И у Лёли потеряется. Она даже не успеет завязать ее никому после бани — у нее больше не будет детей. И у Петрова никаких детей. Когда через тридцать лет Лёля ему во всем признается, в гулком утреннем кафе торгового центра, он грустно скажет, что сразу бы на ней женился, знай он о ребенке. Он и без ребенка хотел.
В вагоне Кира уступила нижние полки Смычковой и Лёле, после ужина вскарабкалась наверх и там провела почти сутки до Ленинграда. Она уже не могла говорить, шутить, смотреть в окно — просто лежала и торопила поезд. Там, в простынях, тайком разглядывала свой золотой ровный загар, блестящие икры, улыбалась чему-то мечтательно. Часто ходила в туалет, чтобы посмотреть, как красиво надо лбом выгорели волосы, курила в тамбуре.
“Бедная моя, — тоскливо думает Лёля, разглядывая букетики на летнем сарафане подруги. — Ну вот куда она? Ехала бы сразу за Тёмой”.
Лёля уже знала, что Антона не будет на перроне. Он закрутил с ее подругой из Владика с золотыми колечками по лопаткам. Та призналась ей в письмах. Она, конечно, скажет все Кире, ну не сию минуту, а через час, наверное, или уже за Окуловкой.
Сырники с черникой
Завтра похолодает. Да и ладно: четыре месяца лета под высоким иркутским небом, с майских теплынь. Пасмурных дней по пальцам перечесть: дожди редкие, быстрые — чудо, что за лето. Егор даже соскучился по снегу, но сейчас в мастерской сел так у распахнутых дверей, чтобы последнее солнышко в затылок: нет, не жарко — ему нежно. Ветер таскает по двору сухие листья и чистый резкий запах бархатцев. Красно-оранжевые, толпятся в клумбе-покрышке прямо у входа — лето умирает. Птица совсем низко, крыльями шурх-шурх. Весной и летом трасса, у обочины которой стоит автомастерская, грохочет, пылит, а сейчас будто отодвинулась со своими звуками, а вот крылья птицы слышно. Какой нервный высокий голос у этой девушки — прямо в висок.
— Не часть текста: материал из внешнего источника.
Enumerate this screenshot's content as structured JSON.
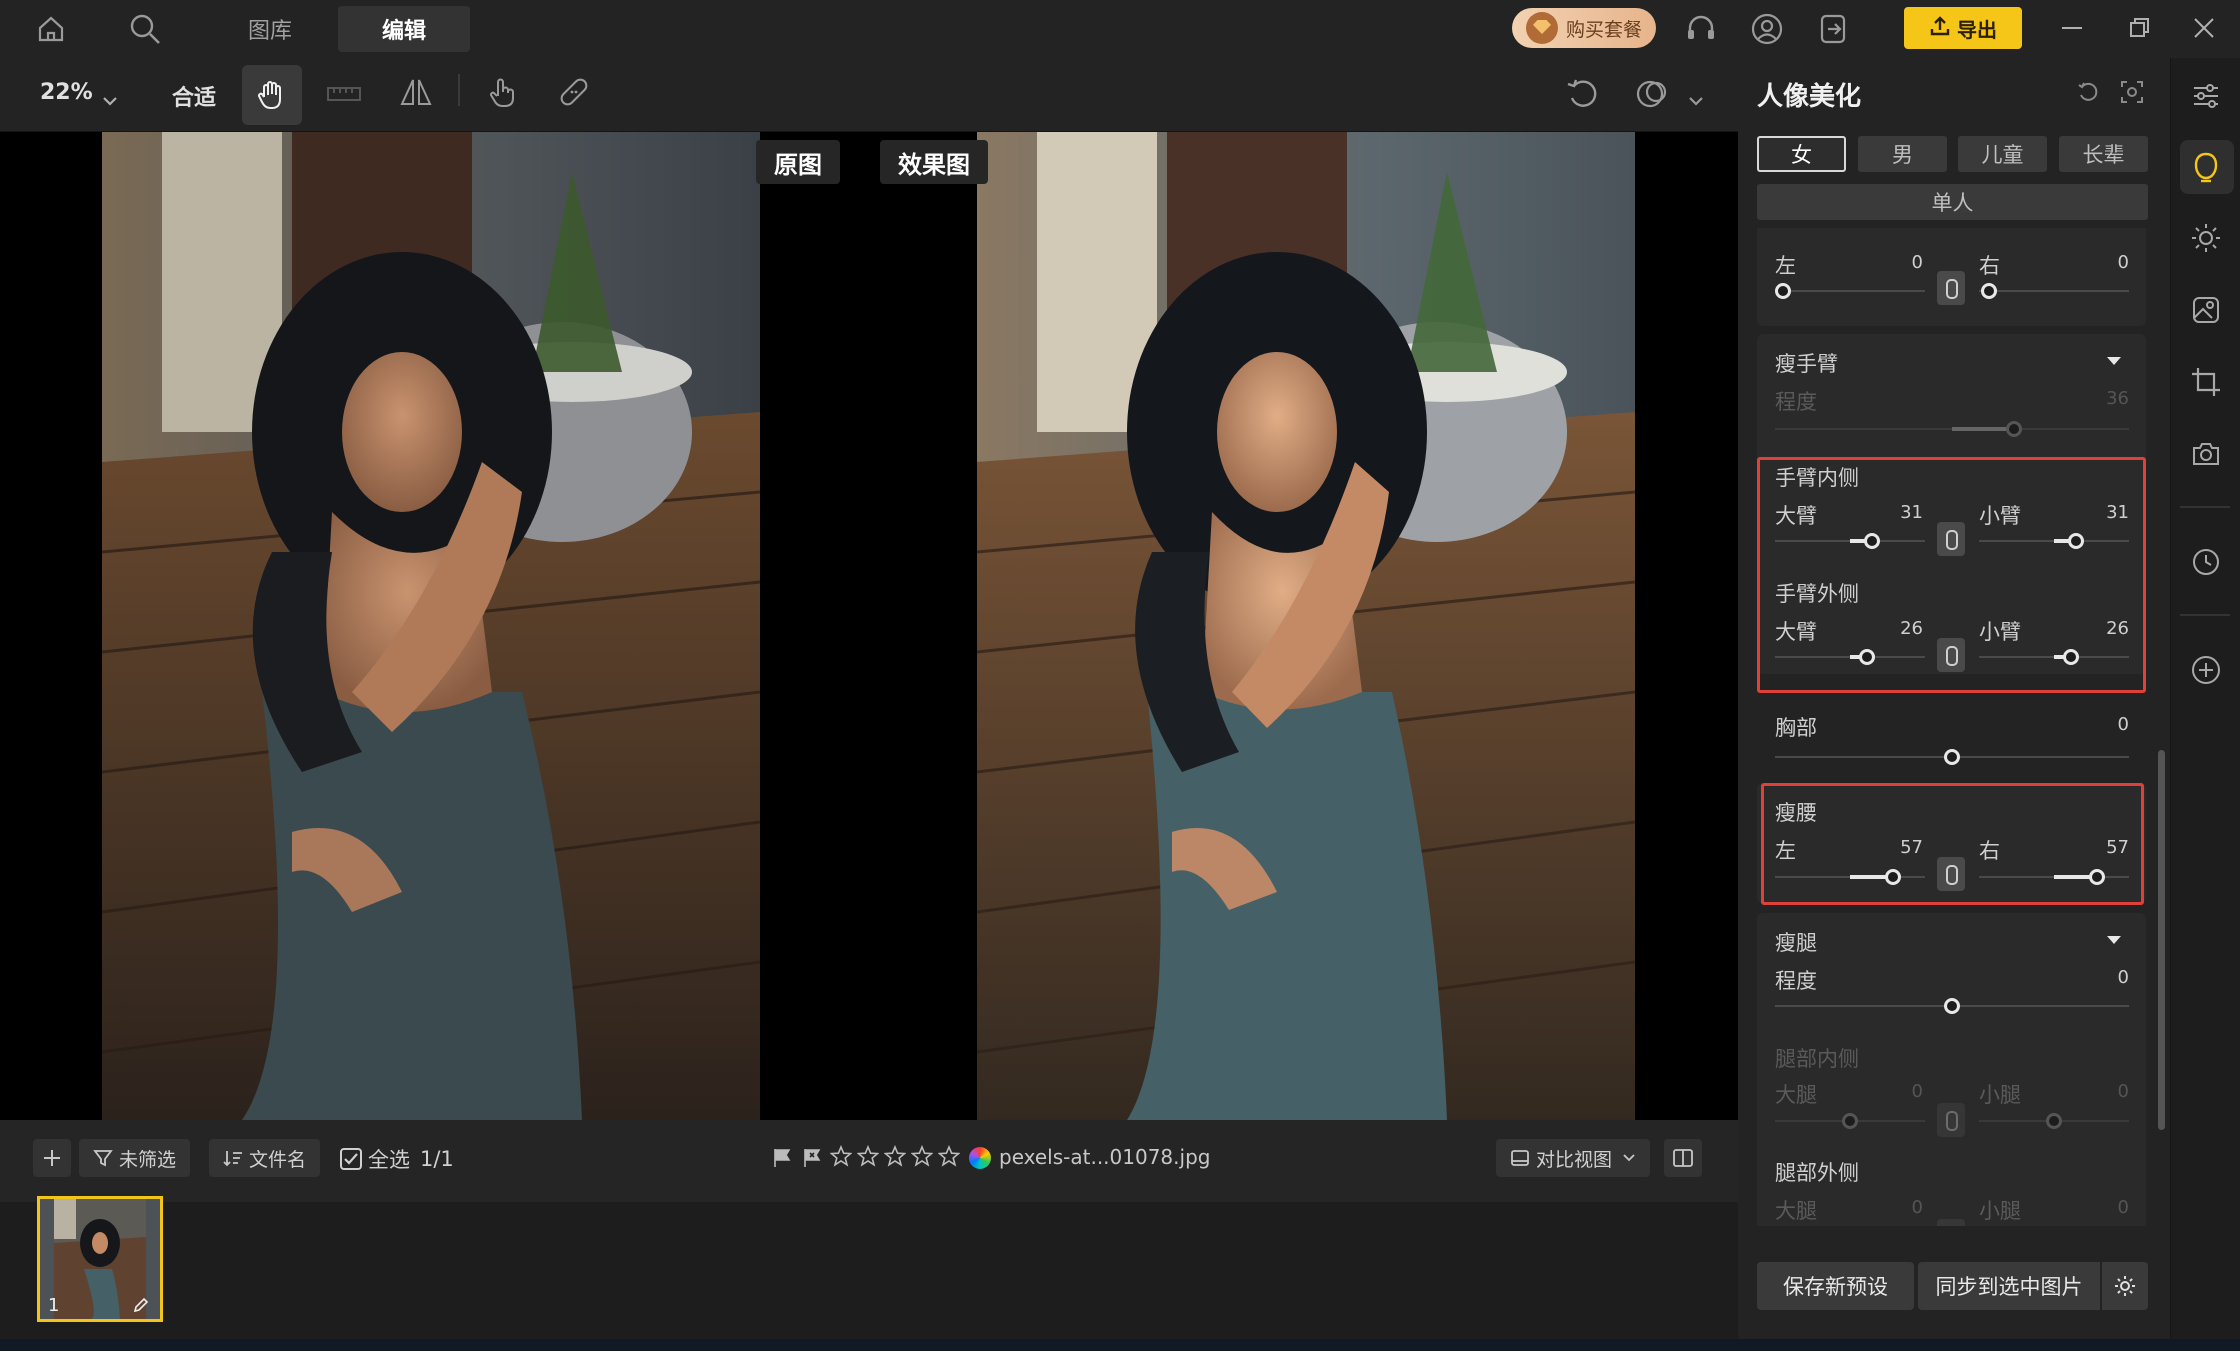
{
  "nav": {
    "tab_library": "图库",
    "tab_edit": "编辑",
    "buy_label": "购买套餐",
    "export_label": "导出"
  },
  "toolbar": {
    "zoom": "22%",
    "fit_label": "合适"
  },
  "compare": {
    "before_label": "原图",
    "after_label": "效果图"
  },
  "filmbar": {
    "filter_label": "未筛选",
    "sort_label": "文件名",
    "select_all_label": "全选",
    "count": "1/1",
    "filename": "pexels-at...01078.jpg",
    "view_label": "对比视图",
    "rating_stars": 5
  },
  "thumbnail": {
    "index": "1"
  },
  "panel": {
    "title": "人像美化",
    "gender_tabs": [
      "女",
      "男",
      "儿童",
      "长辈"
    ],
    "single_label": "单人",
    "shoulder": {
      "left_label": "左",
      "left_value": "0",
      "right_label": "右",
      "right_value": "0"
    },
    "thin_arm": {
      "title": "瘦手臂",
      "degree_label": "程度",
      "degree_value": "36"
    },
    "inner_arm": {
      "title": "手臂内侧",
      "upper_label": "大臂",
      "upper_value": "31",
      "fore_label": "小臂",
      "fore_value": "31"
    },
    "outer_arm": {
      "title": "手臂外侧",
      "upper_label": "大臂",
      "upper_value": "26",
      "fore_label": "小臂",
      "fore_value": "26"
    },
    "chest": {
      "title": "胸部",
      "value": "0"
    },
    "waist": {
      "title": "瘦腰",
      "left_label": "左",
      "left_value": "57",
      "right_label": "右",
      "right_value": "57"
    },
    "legs": {
      "title": "瘦腿",
      "degree_label": "程度",
      "degree_value": "0"
    },
    "inner_leg": {
      "title": "腿部内侧",
      "thigh_label": "大腿",
      "thigh_value": "0",
      "calf_label": "小腿",
      "calf_value": "0"
    },
    "outer_leg": {
      "title": "腿部外侧",
      "thigh_label": "大腿",
      "thigh_value": "0",
      "calf_label": "小腿",
      "calf_value": "0"
    },
    "save_preset_label": "保存新预设",
    "sync_label": "同步到选中图片"
  },
  "colors": {
    "accent": "#f5c518",
    "highlight_box": "#e0403a",
    "panel_bg": "#232323"
  }
}
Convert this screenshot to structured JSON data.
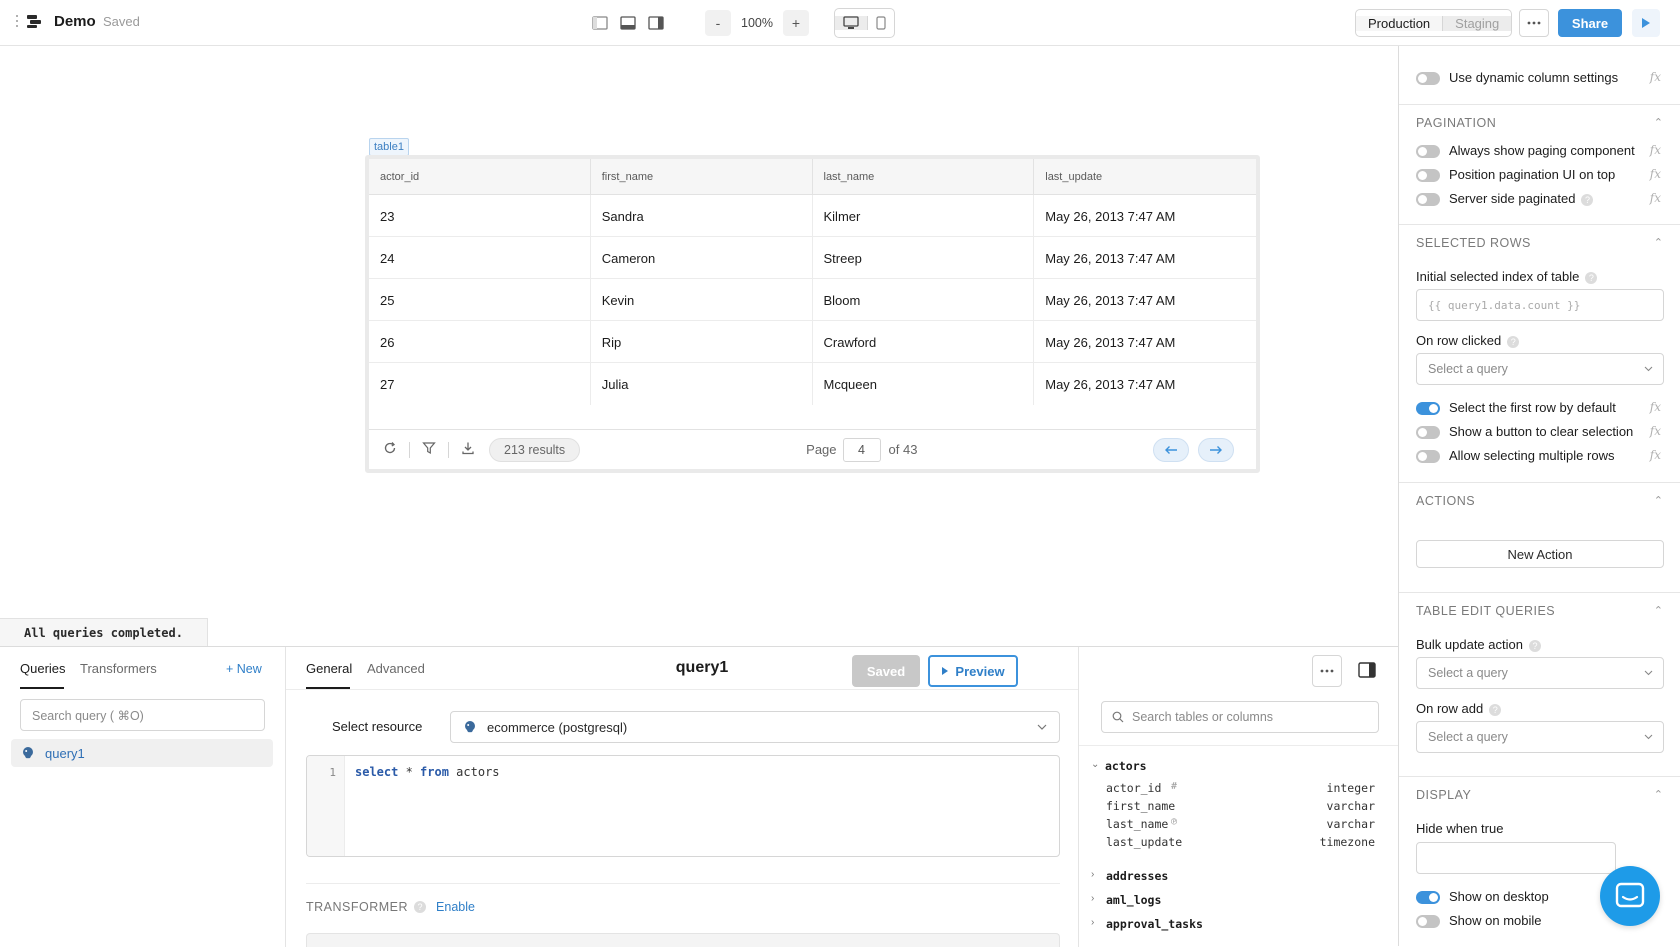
{
  "app": {
    "title": "Demo",
    "save_status": "Saved",
    "zoom": "100%",
    "zoom_out": "-",
    "zoom_in": "+"
  },
  "env": {
    "production": "Production",
    "staging": "Staging",
    "share": "Share"
  },
  "canvas": {
    "table_tag": "table1",
    "columns": [
      "actor_id",
      "first_name",
      "last_name",
      "last_update"
    ],
    "rows": [
      [
        "23",
        "Sandra",
        "Kilmer",
        "May 26, 2013 7:47 AM"
      ],
      [
        "24",
        "Cameron",
        "Streep",
        "May 26, 2013 7:47 AM"
      ],
      [
        "25",
        "Kevin",
        "Bloom",
        "May 26, 2013 7:47 AM"
      ],
      [
        "26",
        "Rip",
        "Crawford",
        "May 26, 2013 7:47 AM"
      ],
      [
        "27",
        "Julia",
        "Mcqueen",
        "May 26, 2013 7:47 AM"
      ]
    ],
    "results": "213 results",
    "page_label": "Page",
    "page_value": "4",
    "page_of": "of 43"
  },
  "toast": "All queries completed.",
  "queries": {
    "tab_queries": "Queries",
    "tab_transformers": "Transformers",
    "new_label": "+ New",
    "search_placeholder": "Search query ( ⌘O)",
    "items": [
      "query1"
    ]
  },
  "editor": {
    "tab_general": "General",
    "tab_advanced": "Advanced",
    "query_name": "query1",
    "saved_btn": "Saved",
    "preview_btn": "Preview",
    "resource_label": "Select resource",
    "resource_value": "ecommerce (postgresql)",
    "line_no": "1",
    "code_kw1": "select",
    "code_mid": " * ",
    "code_kw2": "from",
    "code_tail": " actors",
    "transformer_label": "TRANSFORMER",
    "transformer_enable": "Enable"
  },
  "schema": {
    "search_placeholder": "Search tables or columns",
    "open_table": "actors",
    "columns": [
      {
        "name": "actor_id",
        "type": "integer"
      },
      {
        "name": "first_name",
        "type": "varchar"
      },
      {
        "name": "last_name",
        "type": "varchar"
      },
      {
        "name": "last_update",
        "type": "timezone"
      }
    ],
    "other_tables": [
      "addresses",
      "aml_logs",
      "approval_tasks"
    ]
  },
  "inspector": {
    "dynamic_cols": "Use dynamic column settings",
    "pagination": {
      "title": "PAGINATION",
      "always_show": "Always show paging component",
      "position_top": "Position pagination UI on top",
      "server_side": "Server side paginated"
    },
    "selected_rows": {
      "title": "SELECTED ROWS",
      "initial_index_label": "Initial selected index of table",
      "initial_index_placeholder": "{{ query1.data.count }}",
      "on_row_clicked": "On row clicked",
      "select_query": "Select a query",
      "select_first": "Select the first row by default",
      "show_clear": "Show a button to clear selection",
      "allow_multi": "Allow selecting multiple rows"
    },
    "actions": {
      "title": "ACTIONS",
      "new_action": "New Action"
    },
    "table_edit": {
      "title": "TABLE EDIT QUERIES",
      "bulk_update": "Bulk update action",
      "bulk_select": "Select a query",
      "on_row_add": "On row add",
      "row_add_select": "Select a query"
    },
    "display": {
      "title": "DISPLAY",
      "hide_when_true": "Hide when true",
      "show_desktop": "Show on desktop",
      "show_mobile": "Show on mobile"
    },
    "fx": "fx"
  }
}
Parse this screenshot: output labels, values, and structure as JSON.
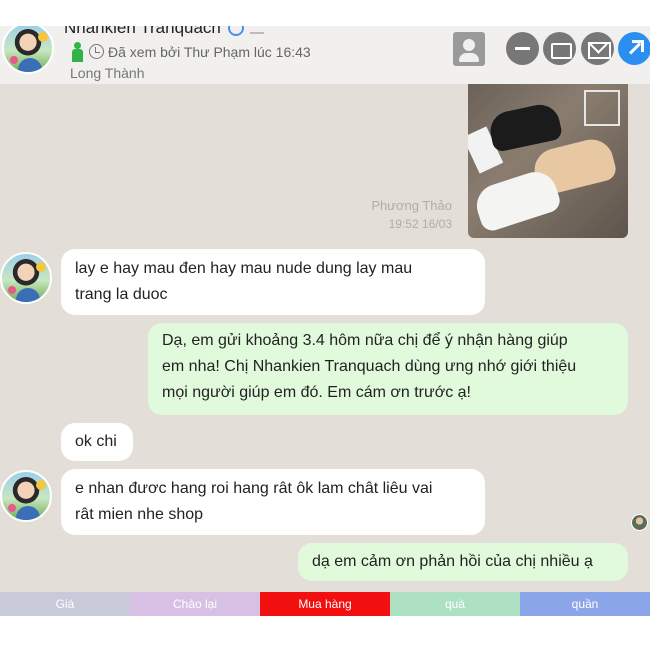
{
  "header": {
    "name": "Nhankien Tranquach",
    "seen_status": "Đã xem bởi Thư Phạm lúc 16:43",
    "location": "Long Thành"
  },
  "image_message": {
    "sender": "Phương Thảo",
    "timestamp": "19:52 16/03"
  },
  "messages": [
    {
      "direction": "incoming",
      "text_lines": [
        "lay e hay mau đen hay mau nude dung lay mau",
        "trang la duoc"
      ]
    },
    {
      "direction": "outgoing",
      "text_lines": [
        "Dạ, em gửi khoảng 3.4 hôm nữa chị để ý nhận hàng giúp",
        "em nha! Chị Nhankien Tranquach dùng ưng nhớ giới thiệu",
        "mọi người giúp em đó. Em cám ơn trước ạ!"
      ]
    },
    {
      "direction": "incoming",
      "text_lines": [
        "ok chi"
      ]
    },
    {
      "direction": "incoming",
      "text_lines": [
        "e nhan đươc hang roi hang rât ôk lam chât liêu vai",
        "rât mien nhe shop"
      ]
    },
    {
      "direction": "outgoing",
      "text_lines": [
        "dạ em cảm ơn phản hồi của chị nhiều ạ"
      ]
    }
  ],
  "tabs": [
    {
      "label": "Giá",
      "color": "#c9cad9"
    },
    {
      "label": "Chào lại",
      "color": "#d8c0e4"
    },
    {
      "label": "Mua hàng",
      "color": "#f10f10"
    },
    {
      "label": "quà",
      "color": "#aee0c3"
    },
    {
      "label": "quần",
      "color": "#8aa6e8"
    }
  ],
  "icons": {
    "header": [
      "avatar",
      "verified-icon",
      "person-icon",
      "clock-icon",
      "contact-card-icon",
      "minimize-icon",
      "inbox-icon",
      "mail-icon",
      "share-icon"
    ]
  },
  "colors": {
    "chat_background": "#e4ded9",
    "incoming_bubble": "#ffffff",
    "outgoing_bubble": "#e2fadc",
    "share_button": "#2c8ef0"
  }
}
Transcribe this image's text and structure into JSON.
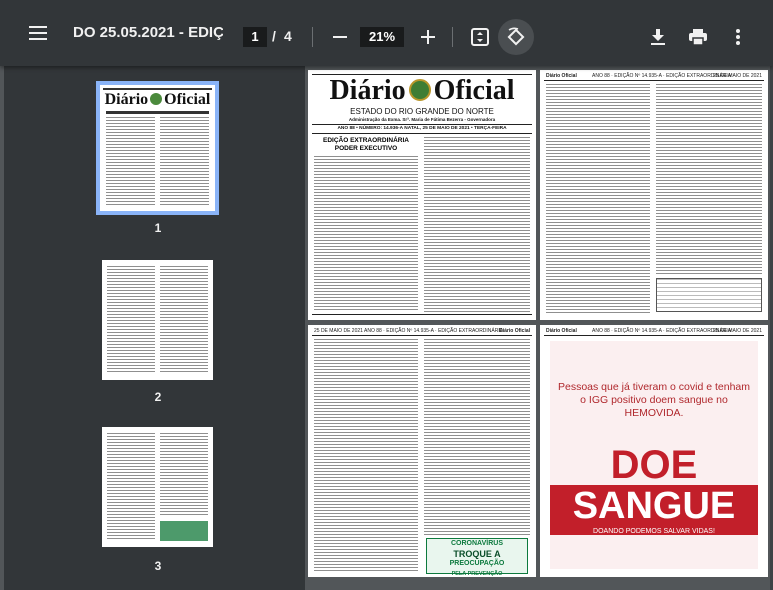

— Не, ну тут полмашины разбирать, может быть, даже движок менять придется, — лениво тянул Михалыч.
— Вы меня разводите, да? — снова взвился голос.
Слышно было, как Михалыч цокнул языком.
“Дви-и-и-ижок”, — Егор усмехнулся, качая головой, поискал глазами ветошь — руки вытереть. Пойду гляну: мужики чего-то совсем борзеют, жалко девчонку. Женщина за рулем все еще в диковинку, на них обычно вся смена подтягивалась посмотреть, покурить рядом — интересно же. Перед тем как выйти, Егор бросил взгляд в мутный квадрат зеркала, поставленный на деревяшку над раковиной. Прижал волосы к голове.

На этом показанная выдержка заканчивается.